Hypothesis 4 was heavily confirmed as Defensemen (D) earned the most blocks every year by nearly a 2 to 1 margin. This makes sense because the Defenseman (D) position is designed to defend against offensive attacks, specifically to prevent shots-on-goal. Centers (C) recorded the most hits followed by Left-Wing (LW), Right-Wing (RW), and Defenseman (D). It makes sense that Centers (C) tallied the highest number of hits given the grit demanded of its position, but it was surprising to see Defensemen (D) with the least amount of hits given the rough nature of the position to defend against attacks in one’s own zone. This perhaps suggests that aggressive players are often assigned offensive-type positions like Center (C), Right-Wing (RW), or Left-Wing (LW) in order to provide Defensemen (D) more leeway to focus solely on blocks and defense.

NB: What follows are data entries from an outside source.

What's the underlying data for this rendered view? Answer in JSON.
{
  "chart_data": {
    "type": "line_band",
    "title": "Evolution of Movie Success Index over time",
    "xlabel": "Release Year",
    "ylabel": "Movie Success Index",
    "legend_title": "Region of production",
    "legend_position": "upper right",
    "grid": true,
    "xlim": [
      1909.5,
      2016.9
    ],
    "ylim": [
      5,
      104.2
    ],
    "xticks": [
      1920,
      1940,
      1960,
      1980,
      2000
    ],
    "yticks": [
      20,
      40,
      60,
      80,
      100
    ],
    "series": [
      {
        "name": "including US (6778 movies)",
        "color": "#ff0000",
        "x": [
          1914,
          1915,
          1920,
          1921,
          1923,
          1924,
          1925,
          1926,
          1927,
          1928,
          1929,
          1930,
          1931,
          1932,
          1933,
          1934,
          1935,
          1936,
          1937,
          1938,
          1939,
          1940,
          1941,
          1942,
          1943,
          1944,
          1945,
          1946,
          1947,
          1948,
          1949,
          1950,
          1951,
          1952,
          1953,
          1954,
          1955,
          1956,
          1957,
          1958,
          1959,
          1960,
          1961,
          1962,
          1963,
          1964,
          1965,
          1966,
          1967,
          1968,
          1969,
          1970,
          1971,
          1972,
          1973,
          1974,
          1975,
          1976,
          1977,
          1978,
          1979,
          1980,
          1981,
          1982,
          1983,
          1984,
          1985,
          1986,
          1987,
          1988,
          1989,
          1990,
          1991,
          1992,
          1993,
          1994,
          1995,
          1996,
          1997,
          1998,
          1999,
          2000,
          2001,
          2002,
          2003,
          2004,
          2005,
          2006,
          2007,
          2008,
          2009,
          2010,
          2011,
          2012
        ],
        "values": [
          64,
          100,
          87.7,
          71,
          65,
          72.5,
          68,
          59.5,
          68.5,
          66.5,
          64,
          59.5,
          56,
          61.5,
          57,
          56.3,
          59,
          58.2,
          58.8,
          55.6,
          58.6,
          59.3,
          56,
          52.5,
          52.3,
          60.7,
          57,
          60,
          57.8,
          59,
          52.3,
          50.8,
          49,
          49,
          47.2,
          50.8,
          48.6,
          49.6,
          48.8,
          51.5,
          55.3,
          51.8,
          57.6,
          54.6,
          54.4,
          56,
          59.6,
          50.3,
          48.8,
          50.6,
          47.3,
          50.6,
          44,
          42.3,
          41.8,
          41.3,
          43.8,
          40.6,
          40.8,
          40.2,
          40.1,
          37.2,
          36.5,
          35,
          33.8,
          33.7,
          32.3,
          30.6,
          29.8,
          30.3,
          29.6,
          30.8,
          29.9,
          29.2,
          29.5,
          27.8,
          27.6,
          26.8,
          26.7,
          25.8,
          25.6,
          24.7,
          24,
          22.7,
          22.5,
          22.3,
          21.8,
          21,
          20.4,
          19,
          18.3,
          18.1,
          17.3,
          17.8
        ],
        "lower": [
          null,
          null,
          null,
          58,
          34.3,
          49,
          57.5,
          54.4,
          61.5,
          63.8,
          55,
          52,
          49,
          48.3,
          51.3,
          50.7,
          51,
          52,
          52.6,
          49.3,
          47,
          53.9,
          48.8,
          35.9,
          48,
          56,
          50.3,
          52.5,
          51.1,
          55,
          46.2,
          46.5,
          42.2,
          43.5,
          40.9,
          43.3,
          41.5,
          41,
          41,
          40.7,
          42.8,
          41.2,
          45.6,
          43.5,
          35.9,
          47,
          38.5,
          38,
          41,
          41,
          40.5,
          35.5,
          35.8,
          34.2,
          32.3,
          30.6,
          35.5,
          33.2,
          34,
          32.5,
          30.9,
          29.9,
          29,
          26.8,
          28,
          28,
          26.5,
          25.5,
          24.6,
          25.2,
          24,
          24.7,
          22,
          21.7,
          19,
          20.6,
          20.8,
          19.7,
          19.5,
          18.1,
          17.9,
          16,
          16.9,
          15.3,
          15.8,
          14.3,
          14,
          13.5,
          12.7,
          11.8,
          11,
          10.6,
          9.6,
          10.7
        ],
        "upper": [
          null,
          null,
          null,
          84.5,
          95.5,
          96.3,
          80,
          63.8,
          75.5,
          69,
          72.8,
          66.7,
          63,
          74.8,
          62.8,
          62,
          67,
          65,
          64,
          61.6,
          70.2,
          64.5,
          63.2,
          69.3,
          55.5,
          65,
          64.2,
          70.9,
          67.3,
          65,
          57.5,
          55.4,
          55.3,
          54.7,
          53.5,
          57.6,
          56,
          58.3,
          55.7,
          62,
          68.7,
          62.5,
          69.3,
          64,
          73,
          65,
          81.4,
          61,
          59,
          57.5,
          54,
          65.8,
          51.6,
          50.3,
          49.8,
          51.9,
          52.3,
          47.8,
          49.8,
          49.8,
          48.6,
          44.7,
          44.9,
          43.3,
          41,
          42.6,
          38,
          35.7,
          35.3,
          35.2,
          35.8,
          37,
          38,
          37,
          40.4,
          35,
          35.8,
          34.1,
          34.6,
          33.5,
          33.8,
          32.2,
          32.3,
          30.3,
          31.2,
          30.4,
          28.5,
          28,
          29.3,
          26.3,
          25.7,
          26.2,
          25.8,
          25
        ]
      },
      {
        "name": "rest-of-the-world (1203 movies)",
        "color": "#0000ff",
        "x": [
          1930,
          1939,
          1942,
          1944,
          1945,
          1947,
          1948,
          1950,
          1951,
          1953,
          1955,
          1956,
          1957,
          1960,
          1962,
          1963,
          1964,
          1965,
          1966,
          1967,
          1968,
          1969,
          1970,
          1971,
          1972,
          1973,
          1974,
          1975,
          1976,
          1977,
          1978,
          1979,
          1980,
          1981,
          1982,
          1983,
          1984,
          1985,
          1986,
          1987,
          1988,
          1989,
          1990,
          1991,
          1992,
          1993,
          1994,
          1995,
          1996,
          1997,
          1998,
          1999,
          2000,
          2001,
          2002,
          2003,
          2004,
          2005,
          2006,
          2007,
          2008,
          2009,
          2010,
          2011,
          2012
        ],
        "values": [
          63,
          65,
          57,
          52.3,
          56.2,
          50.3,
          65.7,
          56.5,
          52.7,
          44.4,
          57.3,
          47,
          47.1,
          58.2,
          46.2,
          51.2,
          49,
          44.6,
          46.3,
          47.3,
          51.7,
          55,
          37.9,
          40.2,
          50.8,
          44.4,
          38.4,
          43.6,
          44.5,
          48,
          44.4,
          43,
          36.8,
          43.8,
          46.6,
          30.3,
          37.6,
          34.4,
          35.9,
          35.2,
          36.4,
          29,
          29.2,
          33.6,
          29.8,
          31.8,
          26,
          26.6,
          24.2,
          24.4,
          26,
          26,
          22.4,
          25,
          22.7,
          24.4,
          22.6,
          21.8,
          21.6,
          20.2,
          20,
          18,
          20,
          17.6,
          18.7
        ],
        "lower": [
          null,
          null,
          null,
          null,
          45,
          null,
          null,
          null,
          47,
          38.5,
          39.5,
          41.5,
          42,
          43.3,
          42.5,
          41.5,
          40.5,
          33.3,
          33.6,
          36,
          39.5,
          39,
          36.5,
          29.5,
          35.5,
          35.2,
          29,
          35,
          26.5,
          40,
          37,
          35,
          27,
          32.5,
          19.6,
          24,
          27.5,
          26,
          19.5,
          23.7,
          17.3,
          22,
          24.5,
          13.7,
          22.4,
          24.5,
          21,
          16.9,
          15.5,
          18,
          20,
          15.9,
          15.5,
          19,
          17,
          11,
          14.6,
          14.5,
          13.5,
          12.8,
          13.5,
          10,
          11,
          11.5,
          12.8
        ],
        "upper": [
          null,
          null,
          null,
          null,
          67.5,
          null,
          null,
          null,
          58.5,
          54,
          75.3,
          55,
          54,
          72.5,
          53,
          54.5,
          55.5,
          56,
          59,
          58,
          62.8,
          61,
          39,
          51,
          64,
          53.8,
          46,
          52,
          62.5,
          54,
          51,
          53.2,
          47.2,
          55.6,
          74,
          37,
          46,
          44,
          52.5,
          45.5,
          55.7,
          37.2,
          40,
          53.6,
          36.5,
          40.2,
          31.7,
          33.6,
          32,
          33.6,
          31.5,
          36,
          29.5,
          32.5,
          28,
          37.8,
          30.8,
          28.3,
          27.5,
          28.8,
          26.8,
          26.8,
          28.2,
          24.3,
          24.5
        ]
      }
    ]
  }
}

The data revealed that racking up higher numbers in offensive categories does not necessarily lead to scoring more goals. For example, hypothesis 1 was partially supported as increased time-on-ice lead to more goals and assists scored, but surprisingly, more games played did not. This indicated that the quality of ice-time in each game is more important than simply aiming to play a full season of 82 games. Moreover, although goals increased with a higher number of shots, there was no clear indication that a higher number of shots automatically lead to more goals scored. This highlighted that perhaps the key to scoring goals is a player’s or coach’s ability to formulate clever scoring opportunities, rather than simply relying on a player to throw pucks at the net. Again, hypothesis 1 was partially supported. Hypotheses 2 and 3 were also partially supported as Centers (C) were found to be the most offensive-minded, physically demanding position – while also being the playmaker – making them the most valuable position on a team. From this, coaches may want to consider increasing ice-time for all their Centers (C) in order to increase the team’s scoring chances. Additionally, general managers may want to consider investing larger sums of money to acquire more highly skilled Centers (C) or acquire players that enhance their Centers’ (C) abilities. Hypothesis 4 was partially supported as Defensemen (D) tallied the most blocks, but surprisingly, Defensemen (D) recorded the least amount of hits each season. This indicated that although the Defenseman (D) position is indeed physically demanding, aggressive players are likely assigned offensive positions in order to give Defensemen (D) more leeway to focus solely on preventing breakouts and protecting the net. No difficulties were experienced with the data but it would be interesting to take it a step further and analyze the dynamics of each position with other variables like plus/minus (+/-), penalties-in-minutes (PIM), power-play goals (PPG), and short-handed goals (SHG). It would also be interesting to see how Category 1 players compare to Category 2 and 3 players in the playoffs because playoff hockey is considered entirely different than regular season hockey.